Químicamente, los radicales libres son fragmentos moleculares que carecen de un electrón, por lo cual son muy inestables y reactivos, y para estabilizarse buscan hacer par con otro electrón. Para conseguirlo, no dudan en arrebatárselo a la fuente más cercana a fin de obtener su estabilidad correspondiente.
Entonces, la molécula atacada, al haberse quedado sin electrón, se convierte en un radical libre, iniciándose así una reacción en cadena que puede dañar a muchas células, en el caso que los antioxidantes no intervengan para neutralizar el daño producido.
De todas formas, los radicales libres no siempre causan efectos negativos. Nuestro organismo los produce de manera continua para llevar a cabo reacciones químicas tan esenciales como la transformación de oxígeno en energía, la lucha contra bacterias y virus, etc. y éstos son neutralizados fácilmente por nuestro cuerpo.
Así, cumplen un papel importante en el buen funcionamiento del organismo. El problema surge cuando se producen radicales libres en exceso y de manera descontrolada.
Aparte de generarse radicales libres en el interior del organismo, éstos también se producen mediante muchos mecanismos externos, como la contaminación ambiental o una alimentación inadecuada, de manera que cada célula soporta unos diez mil asaltos oxidantes cada día.
Afortunadamente, existen mecanismos de protección (antioxidantes) que poseen la propiedad de proporcionar a los radicales libres el electrón que éste necesita para convertirse en una molécula estable, transformándose en un radical libre no tóxico. Dentro de estos mecanismos de protección son muy importantes las vitaminas E y C.
Existen dos tipos de antioxidantes: los endógenos (sintetizados por nuestras células) y los exógenos (obtenidos a través de la alimentación).
Así, una alimentación rican en antioxidantes le facilita la tarea a nuestro organismo, evitando que se acelere el proceso de envejecimiento celular.

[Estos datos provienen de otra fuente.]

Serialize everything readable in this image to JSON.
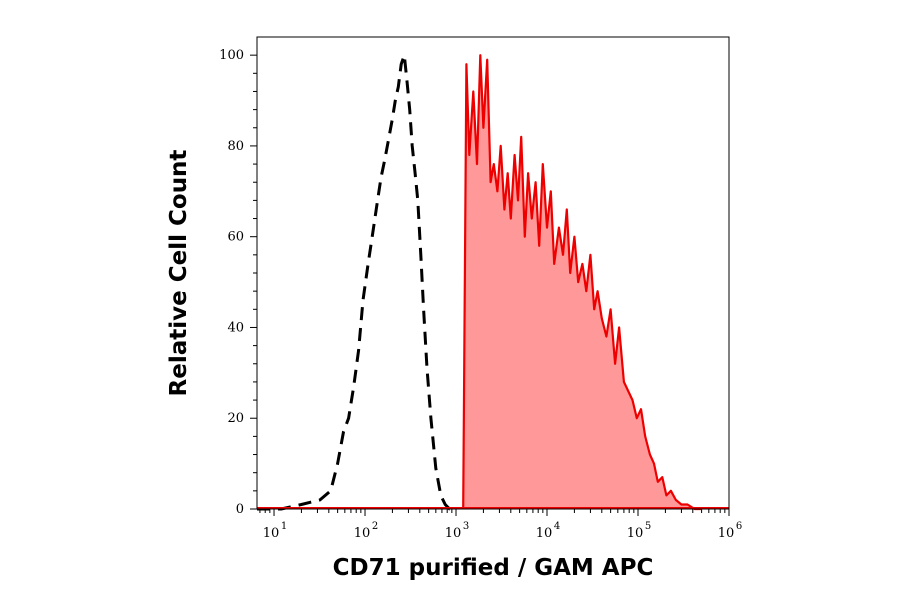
{
  "chart_data": {
    "type": "area",
    "xlabel": "CD71 purified / GAM APC",
    "ylabel": "Relative Cell Count",
    "x_scale": "log10",
    "xlim": [
      6.5,
      1000000
    ],
    "ylim": [
      0,
      104
    ],
    "x_ticks": [
      {
        "base": "10",
        "exp": "1",
        "value": 10
      },
      {
        "base": "10",
        "exp": "2",
        "value": 100
      },
      {
        "base": "10",
        "exp": "3",
        "value": 1000
      },
      {
        "base": "10",
        "exp": "4",
        "value": 10000
      },
      {
        "base": "10",
        "exp": "5",
        "value": 100000
      },
      {
        "base": "10",
        "exp": "6",
        "value": 1000000
      }
    ],
    "y_ticks": [
      "0",
      "20",
      "40",
      "60",
      "80",
      "100"
    ],
    "grid": false,
    "legend": "none",
    "series": [
      {
        "style": "dashed",
        "color": "#000000",
        "fill": "none",
        "x": [
          6.5,
          12,
          20,
          32,
          42,
          50,
          58,
          66,
          75,
          85,
          95,
          108,
          120,
          135,
          150,
          165,
          180,
          200,
          215,
          232,
          250,
          270,
          290,
          310,
          330,
          355,
          380,
          410,
          440,
          480,
          530,
          600,
          680,
          760,
          850,
          950
        ],
        "y": [
          0,
          0,
          1,
          2,
          4,
          10,
          17,
          20,
          27,
          35,
          46,
          54,
          60,
          67,
          73,
          77,
          81,
          86,
          90,
          93,
          98,
          100,
          94,
          88,
          80,
          74,
          68,
          56,
          44,
          31,
          20,
          9,
          3,
          1,
          0,
          0
        ]
      },
      {
        "style": "solid",
        "color": "#ee0000",
        "fill": "#ff9999",
        "x": [
          1200,
          1300,
          1400,
          1550,
          1700,
          1850,
          2000,
          2200,
          2400,
          2600,
          2850,
          3100,
          3400,
          3700,
          4000,
          4400,
          4800,
          5200,
          5700,
          6200,
          6800,
          7500,
          8200,
          9000,
          10000,
          11000,
          12000,
          13500,
          15000,
          16500,
          18000,
          20000,
          22000,
          24500,
          27000,
          30000,
          33000,
          36000,
          40000,
          45000,
          50000,
          56000,
          62000,
          70000,
          78000,
          87000,
          97000,
          108000,
          120000,
          135000,
          150000,
          165000,
          185000,
          205000,
          230000,
          260000,
          300000,
          350000,
          420000,
          500000
        ],
        "y": [
          0,
          98,
          78,
          92,
          76,
          100,
          84,
          99,
          72,
          76,
          70,
          80,
          66,
          74,
          64,
          78,
          68,
          82,
          60,
          74,
          64,
          72,
          58,
          76,
          62,
          70,
          54,
          62,
          56,
          66,
          52,
          60,
          50,
          54,
          48,
          56,
          44,
          48,
          42,
          38,
          44,
          32,
          40,
          28,
          26,
          24,
          20,
          22,
          16,
          12,
          10,
          6,
          7,
          3,
          4,
          2,
          1,
          1,
          0,
          0
        ]
      }
    ]
  }
}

Sin embargo, en muchas ocasiones la producción de radicales libres es superior a la de sustancias antioxidantes, provocando una inestabilidad que puede acelerar el proceso de envejecimiento.
Este desequilibrio puede darse por la producción excesiva de agentes oxidantes reactivos, por limitadas defensas antioxidantes resultantes de una dieta deficitaria en nutrientes antioxidantes o debido a disfunciones crónicas como los sindromes de mala absorción.

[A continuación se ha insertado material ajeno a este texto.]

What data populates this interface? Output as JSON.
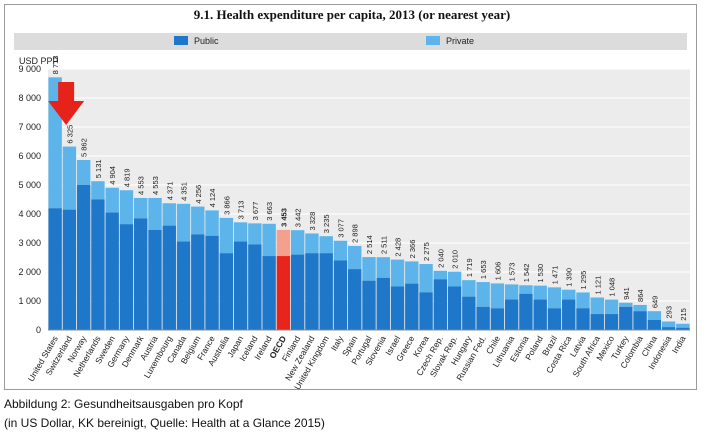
{
  "chart_data": {
    "type": "bar",
    "stacked": true,
    "title": "9.1.  Health expenditure per capita, 2013 (or nearest year)",
    "ylabel": "USD PPP",
    "ylim": [
      0,
      9000
    ],
    "yticks": [
      0,
      1000,
      2000,
      3000,
      4000,
      5000,
      6000,
      7000,
      8000,
      9000
    ],
    "ytick_labels": [
      "0",
      "1 000",
      "2 000",
      "3 000",
      "4 000",
      "5 000",
      "6 000",
      "7 000",
      "8 000",
      "9 000"
    ],
    "legend": [
      "Public",
      "Private"
    ],
    "highlight_category": "OECD",
    "categories": [
      "United States",
      "Switzerland",
      "Norway",
      "Netherlands",
      "Sweden",
      "Germany",
      "Denmark",
      "Austria",
      "Luxembourg",
      "Canada",
      "Belgium",
      "France",
      "Australia",
      "Japan",
      "Iceland",
      "Ireland",
      "OECD",
      "Finland",
      "New Zealand",
      "United Kingdom",
      "Italy",
      "Spain",
      "Portugal",
      "Slovenia",
      "Israel",
      "Greece",
      "Korea",
      "Czech Rep.",
      "Slovak Rep.",
      "Hungary",
      "Russian Fed.",
      "Chile",
      "Lithuania",
      "Estonia",
      "Poland",
      "Brazil",
      "Costa Rica",
      "Latvia",
      "South Africa",
      "Mexico",
      "Turkey",
      "Colombia",
      "China",
      "Indonesia",
      "India"
    ],
    "totals": [
      8713,
      6325,
      5862,
      5131,
      4904,
      4819,
      4553,
      4553,
      4371,
      4351,
      4256,
      4124,
      3866,
      3713,
      3677,
      3663,
      3453,
      3442,
      3328,
      3235,
      3077,
      2898,
      2514,
      2511,
      2428,
      2366,
      2275,
      2040,
      2010,
      1719,
      1653,
      1606,
      1573,
      1542,
      1530,
      1471,
      1390,
      1295,
      1121,
      1048,
      941,
      864,
      649,
      293,
      215
    ],
    "total_labels": [
      "8 713",
      "6 325",
      "5 862",
      "5 131",
      "4 904",
      "4 819",
      "4 553",
      "4 553",
      "4 371",
      "4 351",
      "4 256",
      "4 124",
      "3 866",
      "3 713",
      "3 677",
      "3 663",
      "3 453",
      "3 442",
      "3 328",
      "3 235",
      "3 077",
      "2 898",
      "2 514",
      "2 511",
      "2 428",
      "2 366",
      "2 275",
      "2 040",
      "2 010",
      "1 719",
      "1 653",
      "1 606",
      "1 573",
      "1 542",
      "1 530",
      "1 471",
      "1 390",
      "1 295",
      "1 121",
      "1 048",
      "941",
      "864",
      "649",
      "293",
      "215"
    ],
    "public": [
      4200,
      4150,
      5000,
      4500,
      4050,
      3650,
      3850,
      3450,
      3600,
      3050,
      3300,
      3250,
      2650,
      3050,
      2950,
      2550,
      2550,
      2600,
      2650,
      2650,
      2400,
      2100,
      1700,
      1800,
      1500,
      1600,
      1300,
      1750,
      1500,
      1150,
      800,
      750,
      1050,
      1250,
      1050,
      750,
      1050,
      750,
      550,
      550,
      800,
      650,
      350,
      100,
      80
    ]
  },
  "caption": {
    "line1": "Abbildung 2: Gesundheitsausgaben pro Kopf",
    "line2": "(in US Dollar, KK bereinigt, Quelle: Health at a Glance 2015)"
  },
  "colors": {
    "public": "#1f77c9",
    "private": "#5db4ea",
    "oecd_public": "#e8251c",
    "oecd_private": "#f4a08c",
    "legend_bg": "#dcdcdc",
    "arrow": "#e6231b",
    "plot_bg": "#ececec"
  },
  "annotation": {
    "arrow_target": "United States"
  }
}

Los agentes oxidantes reactivos se incrementan considerablemente por el calor, el estrés, la falta de ejercicio o el entrenamiento extenuante, la contaminación medioambiental, el cigarrillo, procesos inflamatorios, las radiaciones (entre ellas la luz solar), los productos químicos industriales, la mala alimentación, algunos medicamentos que modifican la capacidad del cuerpo para metabolizar el oxígeno, entre otros.
Cuando la producción de radicales libres es superior a la de sustancias antioxidantes se producen fenómenos como el estrés oxidativo, un cambio en el equilibrio entre prooxidantes y antioxidantes. El daño provocado por este desequilibrio señala al corazón y a los pulmones como los órganos más afectados, desde luego, no son los únicos.
Actualmente existe cierta evidencia que algunas enfermedades tan comunes como el cáncer, la arteroesclerosis, las cataratas y ciertos procesos fisiológicos como el envejecimiento, están en mayor o menor grado ligados al fenómeno de la oxidación celular mediada por radicales libres.